Fenêtres sur ancêtres

«Nous disposons désormais de quatre fenêtres sur l’Afrique pour comprendre l’histoire de nos origines, se réjouit l’anthropologue américain Bernard Wood. L’Afrique du Sud où fut découvert le premier australopithèque. L’Afrique de l’Est qui regorge de fossiles et a livré, outre Lucy, le tout premier Homo. Le Malawi, où l’on a trouvé un autre “homme”, Homo rudolfensis, et des paranthropes, sortes d’australopithèques robustes. Enfin, grâce à Brunet, le Tchad
Le foisonnement de fossiles, réjouissant, complique toutefois l’affaire. «L’évolution humaine n’a plus rien à voir avec la progression linéaire, chaînon par chaînon, que l’on imaginait voilà quarante ans, analyse Bernard Wood. En réalité, il s’agit d’un buisson, d’une ménagerie d’espèces allant dans tous les sens. Savoir dans le lot ce qui relève ou non de l’humain est encore sujet à débat.» L’histoire de nos origines se révèle, en fin de compte, tout aussi complexe et difficile à démêler que celle de n’importe quel autre groupe d’organismes…
«Sahelanthropus pourrait appartenir au tronc humain, mais à mon avis, on n pourra jamais le prouver», tranche l’anthropologue.
Le modèle buissonnant voit en effet l’évolution humaine comme une série de radiations adaptatives successives, c’est-à-dire des diversifications évolutives en réponse à de nouvelles circonstances, climatiques notamment.
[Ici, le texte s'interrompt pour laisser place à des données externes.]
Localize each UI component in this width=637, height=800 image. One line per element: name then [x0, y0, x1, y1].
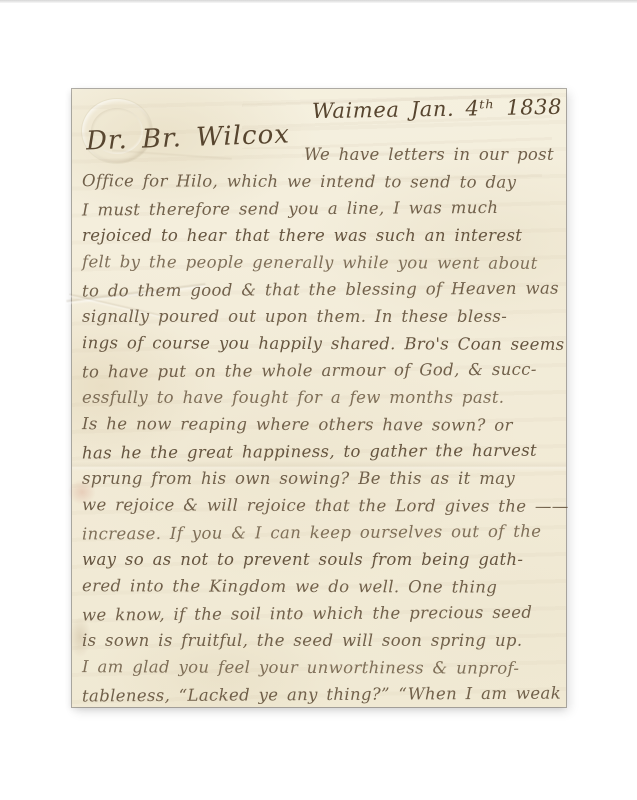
letter-body-line: increase. If you & I can keep ourselves … — [82, 518, 558, 548]
letter-body-line: Is he now reaping where others have sown… — [82, 410, 558, 439]
letter-body-line: We have letters in our post — [82, 141, 558, 168]
letter-body-line: is sown is fruitful, the seed will soon … — [82, 627, 558, 654]
letter-body: We have letters in our postOffice for Hi… — [82, 141, 558, 708]
letter-body-line: has he the great happiness, to gather th… — [82, 437, 558, 467]
letter-body-line: ings of course you happily shared. Bro's… — [82, 329, 558, 358]
letter-body-line: signally poured out upon them. In these … — [82, 303, 558, 330]
letter-scan: Waimea Jan. 4ᵗʰ 1838 Dr. Br. Wilcox We h… — [0, 0, 637, 800]
letter-paper: Waimea Jan. 4ᵗʰ 1838 Dr. Br. Wilcox We h… — [72, 89, 566, 707]
letter-body-line: rejoiced to hear that there was such an … — [82, 222, 558, 249]
letter-place-date: Waimea Jan. 4ᵗʰ 1838 — [312, 95, 562, 123]
letter-body-line: I must therefore send you a line, I was … — [82, 194, 558, 224]
letter-body-line: tableness, “Lacked ye any thing?” “When … — [82, 680, 558, 710]
letter-body-line: I am glad you feel your unworthiness & u… — [82, 653, 558, 682]
letter-body-line: to do them good & that the blessing of H… — [82, 275, 558, 305]
letter-body-line: to have put on the whole armour of God, … — [82, 356, 558, 386]
letter-body-line: Office for Hilo, which we intend to send… — [82, 167, 558, 196]
scan-edge-artifact — [0, 0, 637, 3]
letter-body-line: sprung from his own sowing? Be this as i… — [82, 465, 558, 492]
letter-body-line: we know, if the soil into which the prec… — [82, 599, 558, 629]
letter-body-line: essfully to have fought for a few months… — [82, 384, 558, 411]
letter-body-line: felt by the people generally while you w… — [82, 248, 558, 277]
letter-body-line: ered into the Kingdom we do well. One th… — [82, 572, 558, 601]
letter-body-line: we rejoice & will rejoice that the Lord … — [82, 491, 558, 520]
letter-body-line: way so as not to prevent souls from bein… — [82, 546, 558, 573]
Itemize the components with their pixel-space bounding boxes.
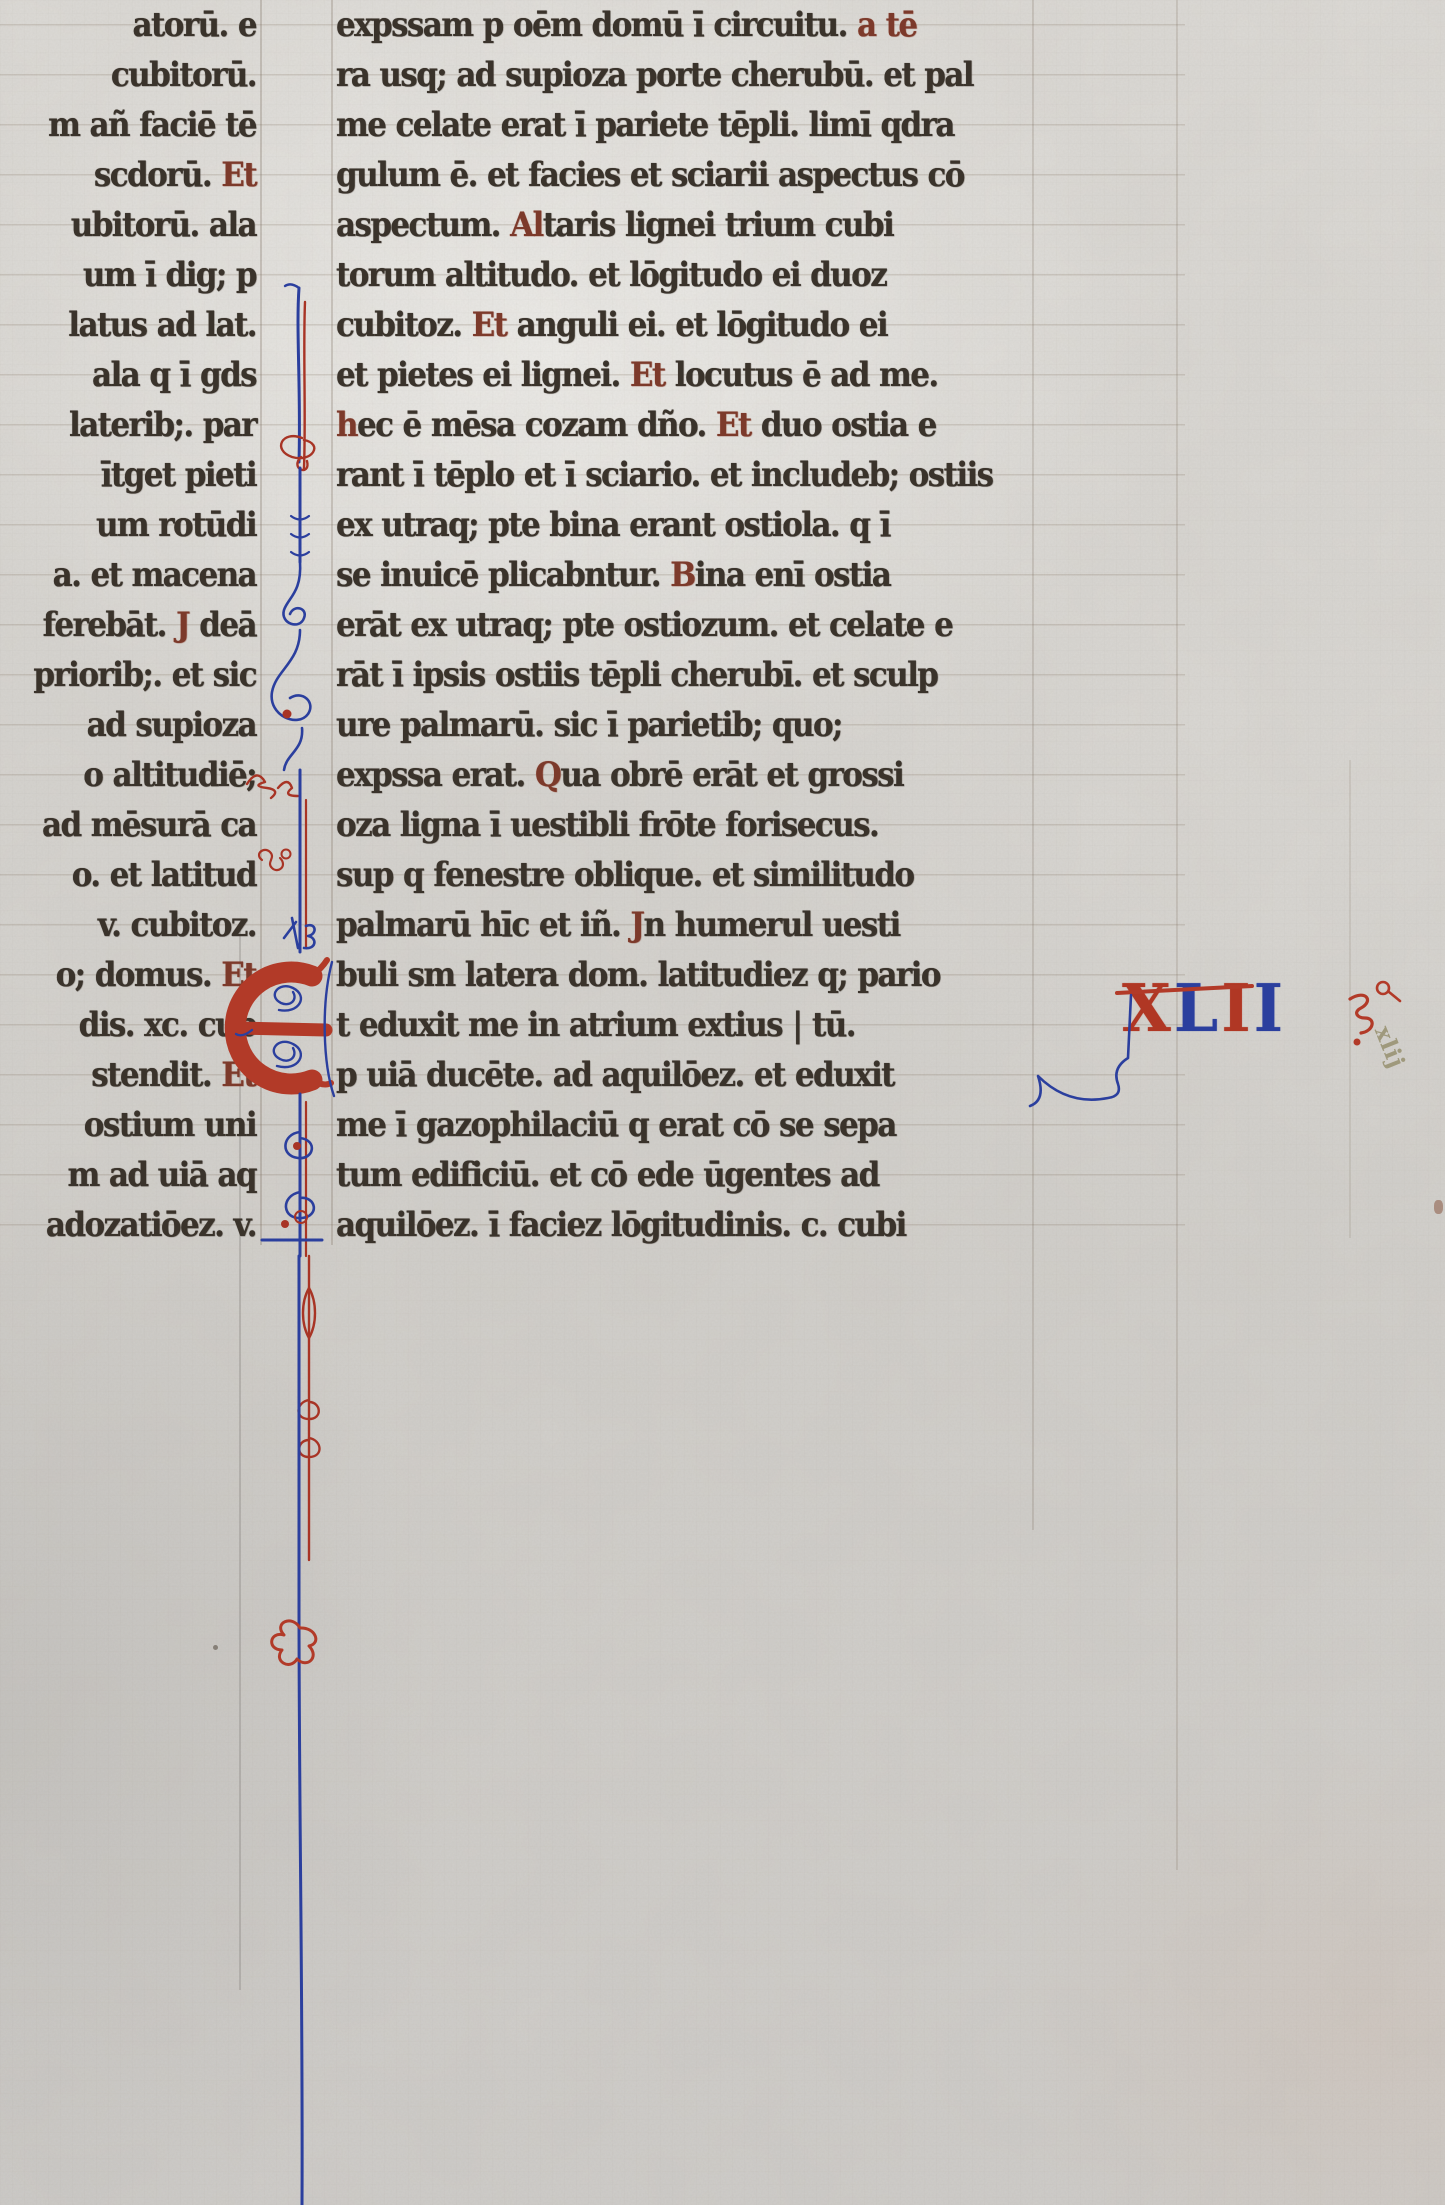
text-line: gulum ē. et facies et sciarii aspectus c… xyxy=(336,148,1076,203)
ink-text: ua obrē erāt et grossi xyxy=(560,755,903,795)
rubricated-text: Et xyxy=(221,1055,256,1095)
chapter-number-letter: X xyxy=(1122,975,1171,1042)
chapter-number-letter: I xyxy=(1254,975,1283,1042)
ink-text: torum altitudo. et lōgitudo ei duoz xyxy=(336,255,886,295)
rubricated-text: Al xyxy=(510,205,543,245)
text-line: ferebāt. J deā xyxy=(0,598,262,653)
ink-text: t eduxit me in atrium extius | tū. xyxy=(336,1005,855,1045)
text-line: rant ī tēplo et ī sciario. et includeb; … xyxy=(336,448,1076,503)
ink-text: ubitorū. ala xyxy=(71,205,256,245)
ink-speck xyxy=(213,1645,218,1650)
text-line: p uiā ducēte. ad aquilōez. et eduxit xyxy=(336,1048,1076,1103)
text-line: um ī dig; p xyxy=(0,248,262,303)
text-line: me celate erat ī pariete tēpli. limī qdr… xyxy=(336,98,1076,153)
text-line: sup q fenestre oblique. et similitudo xyxy=(336,848,1076,903)
ink-text: atorū. e xyxy=(133,5,256,45)
ink-text: ina enī ostia xyxy=(695,555,891,595)
ink-text: ad mēsurā ca xyxy=(42,805,256,845)
margin-note: xlij xyxy=(1369,1022,1410,1072)
text-line: ra usq; ad supioza porte cherubū. et pal xyxy=(336,48,1076,103)
edge-stain xyxy=(1434,1200,1443,1214)
text-line: adozatiōez. v. xyxy=(0,1198,262,1253)
ink-text: ure palmarū. sic ī parietib; quo; xyxy=(336,705,842,745)
text-line: erāt ex utraq; pte ostiozum. et celate e xyxy=(336,598,1076,653)
ink-text: oza ligna ī uestibli frōte forisecus. xyxy=(336,805,878,845)
text-line: stendit. Et xyxy=(0,1048,262,1103)
chapter-number-letter: L xyxy=(1174,975,1218,1042)
text-line: ala q ī gds xyxy=(0,348,262,403)
ink-text: ec ē mēsa cozam dño. xyxy=(357,405,716,445)
ink-text: erāt ex utraq; pte ostiozum. et celate e xyxy=(336,605,952,645)
ink-text: anguli ei. et lōgitudo ei xyxy=(506,305,887,345)
ink-text: ala q ī gds xyxy=(92,355,256,395)
ink-text: me ī gazophilaciū q erat cō se sepa xyxy=(336,1105,896,1145)
text-line: rāt ī ipsis ostiis tēpli cherubī. et scu… xyxy=(336,648,1076,703)
text-line: torum altitudo. et lōgitudo ei duoz xyxy=(336,248,1076,303)
manuscript-page: atorū. ecubitorū.m añ faciē tēscdorū. Et… xyxy=(0,0,1445,2205)
ruling-vertical-far-right xyxy=(1349,760,1351,1238)
chapter-number-xlii: XLII xyxy=(1122,976,1283,1040)
left-column-text: atorū. ecubitorū.m añ faciē tēscdorū. Et… xyxy=(0,0,262,1250)
ink-text: gulum ē. et facies et sciarii aspectus c… xyxy=(336,155,964,195)
ink-text: me celate erat ī pariete tēpli. limī qdr… xyxy=(336,105,954,145)
text-line: scdorū. Et xyxy=(0,148,262,203)
ink-text: a. et macena xyxy=(53,555,256,595)
rubricated-text: h xyxy=(336,405,357,445)
text-line: hec ē mēsa cozam dño. Et duo ostia e xyxy=(336,398,1076,453)
ink-text: p uiā ducēte. ad aquilōez. et eduxit xyxy=(336,1055,894,1095)
text-line: tum edificiū. et cō ede ūgentes ad xyxy=(336,1148,1076,1203)
ruling-vertical-margin-right xyxy=(1176,0,1178,1870)
ink-text: cubitorū. xyxy=(111,55,256,95)
text-line: ostium uni xyxy=(0,1098,262,1153)
ink-text: n humerul uesti xyxy=(644,905,900,945)
text-line: se inuicē plicabntur. Bina enī ostia xyxy=(336,548,1076,603)
ink-text: sup q fenestre oblique. et similitudo xyxy=(336,855,914,895)
text-line: ad supioza xyxy=(0,698,262,753)
ink-text: aspectum. xyxy=(336,205,510,245)
text-line: ītget pieti xyxy=(0,448,262,503)
text-line: expssa erat. Qua obrē erāt et grossi xyxy=(336,748,1076,803)
ink-text: buli sm latera dom. latitudiez q; pario xyxy=(336,955,940,995)
ink-text: duo ostia e xyxy=(751,405,936,445)
ink-text: deā xyxy=(189,605,256,645)
text-line: atorū. e xyxy=(0,0,262,53)
text-line: latus ad lat. xyxy=(0,298,262,353)
ink-text: o. et latitud xyxy=(72,855,256,895)
rubricated-text: Et xyxy=(221,955,256,995)
text-line: expssam p oēm domū ī circuitu. a tē xyxy=(336,0,1076,53)
rubricated-text: J xyxy=(630,905,643,945)
ink-text: m añ faciē tē xyxy=(48,105,256,145)
ink-text: v. cubitoz. xyxy=(98,905,256,945)
ink-text: um ī dig; p xyxy=(83,255,256,295)
ink-text: rāt ī ipsis ostiis tēpli cherubī. et scu… xyxy=(336,655,937,695)
rubricated-text: J xyxy=(176,605,189,645)
text-line: laterib;. par xyxy=(0,398,262,453)
rubricated-text: Et xyxy=(221,155,256,195)
text-line: oza ligna ī uestibli frōte forisecus. xyxy=(336,798,1076,853)
ink-text: palmarū hīc et iñ. xyxy=(336,905,630,945)
ink-text: o; domus. xyxy=(56,955,222,995)
ink-text: um rotūdi xyxy=(96,505,256,545)
ink-text: laterib;. par xyxy=(69,405,256,445)
ink-text: ferebāt. xyxy=(43,605,176,645)
text-line: aspectum. Altaris lignei trium cubi xyxy=(336,198,1076,253)
ink-text: latus ad lat. xyxy=(68,305,256,345)
ink-text: se inuicē plicabntur. xyxy=(336,555,670,595)
ink-text: taris lignei trium cubi xyxy=(543,205,893,245)
text-line: m ad uiā aq xyxy=(0,1148,262,1203)
ink-text: adozatiōez. v. xyxy=(46,1205,256,1245)
text-line: a. et macena xyxy=(0,548,262,603)
text-line: v. cubitoz. xyxy=(0,898,262,953)
text-line: palmarū hīc et iñ. Jn humerul uesti xyxy=(336,898,1076,953)
text-line: ad mēsurā ca xyxy=(0,798,262,853)
rubricated-text: B xyxy=(670,555,695,595)
rubricated-text: a tē xyxy=(857,5,917,45)
text-line: buli sm latera dom. latitudiez q; pario xyxy=(336,948,1076,1003)
text-line: t eduxit me in atrium extius | tū. xyxy=(336,998,1076,1053)
ink-text: aquilōez. ī faciez lōgitudinis. c. cubi xyxy=(336,1205,906,1245)
ink-text: priorib;. et sic xyxy=(33,655,256,695)
ink-text: ītget pieti xyxy=(101,455,256,495)
ink-text: ostium uni xyxy=(84,1105,256,1145)
ink-text: ad supioza xyxy=(87,705,256,745)
ink-text: rant ī tēplo et ī sciario. et includeb; … xyxy=(336,455,993,495)
rubricated-text: Et xyxy=(472,305,507,345)
chapter-number-letter: I xyxy=(1221,975,1250,1042)
ink-text: locutus ē ad me. xyxy=(665,355,938,395)
ink-text: o altitudiē; xyxy=(83,755,256,795)
text-line: m añ faciē tē xyxy=(0,98,262,153)
text-line: ubitorū. ala xyxy=(0,198,262,253)
rubricated-text: Q xyxy=(535,755,560,795)
rubricated-text: Et xyxy=(630,355,665,395)
text-line: cubitorū. xyxy=(0,48,262,103)
rubricated-text: Et xyxy=(716,405,751,445)
text-line: ex utraq; pte bina erant ostiola. q ī xyxy=(336,498,1076,553)
text-line: priorib;. et sic xyxy=(0,648,262,703)
text-line: cubitoz. Et anguli ei. et lōgitudo ei xyxy=(336,298,1076,353)
text-line: um rotūdi xyxy=(0,498,262,553)
text-line: me ī gazophilaciū q erat cō se sepa xyxy=(336,1098,1076,1153)
ink-text: dis. xc. cub xyxy=(79,1005,256,1045)
main-column-text: expssam p oēm domū ī circuitu. a tēra us… xyxy=(336,0,1076,1250)
ink-text: tum edificiū. et cō ede ūgentes ad xyxy=(336,1155,879,1195)
ink-text: cubitoz. xyxy=(336,305,472,345)
ink-text: ra usq; ad supioza porte cherubū. et pal xyxy=(336,55,973,95)
text-line: o. et latitud xyxy=(0,848,262,903)
text-line: ure palmarū. sic ī parietib; quo; xyxy=(336,698,1076,753)
text-line: et pietes ei lignei. Et locutus ē ad me. xyxy=(336,348,1076,403)
ink-text: stendit. xyxy=(91,1055,221,1095)
ruling-vertical-main-left xyxy=(331,0,333,1245)
ink-text: scdorū. xyxy=(94,155,221,195)
ink-text: et pietes ei lignei. xyxy=(336,355,630,395)
text-line: o altitudiē; xyxy=(0,748,262,803)
text-line: o; domus. Et xyxy=(0,948,262,1003)
ink-text: ex utraq; pte bina erant ostiola. q ī xyxy=(336,505,890,545)
ink-text: expssam p oēm domū ī circuitu. xyxy=(336,5,857,45)
text-line: aquilōez. ī faciez lōgitudinis. c. cubi xyxy=(336,1198,1076,1253)
ink-text: m ad uiā aq xyxy=(67,1155,256,1195)
ink-text: expssa erat. xyxy=(336,755,535,795)
text-line: dis. xc. cub xyxy=(0,998,262,1053)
Les traits anatomiques se sont alors mêlés d’une manière que l’on commence à peine à comprendre. Des adaptations clés comme la bipédie, la dextérité manuelle ou l’accroissement du volume du cerveau ont certainement pu évoluer plus d’une fois. C’est-à-dire qu’elles ont pu survenir, simultanément ou non, chez des genres et espèces différents ! «Du coup, explique Bernard Wood, le fait qu’une créature possède plusieurs traits d’hominidé n’est plus suffisant pour identifier une nouvelle espèce comme étant l’ancêtre direct de l’homme moderne.»
Bien malin qui pourrait alors, au sein de cette diversité, distinguer nos aînés. Il faut s’y résoudre : la quête du grand ancêtre de l’homme pourrait bien être aussi vaine, aussi mythique, que celle du Graal.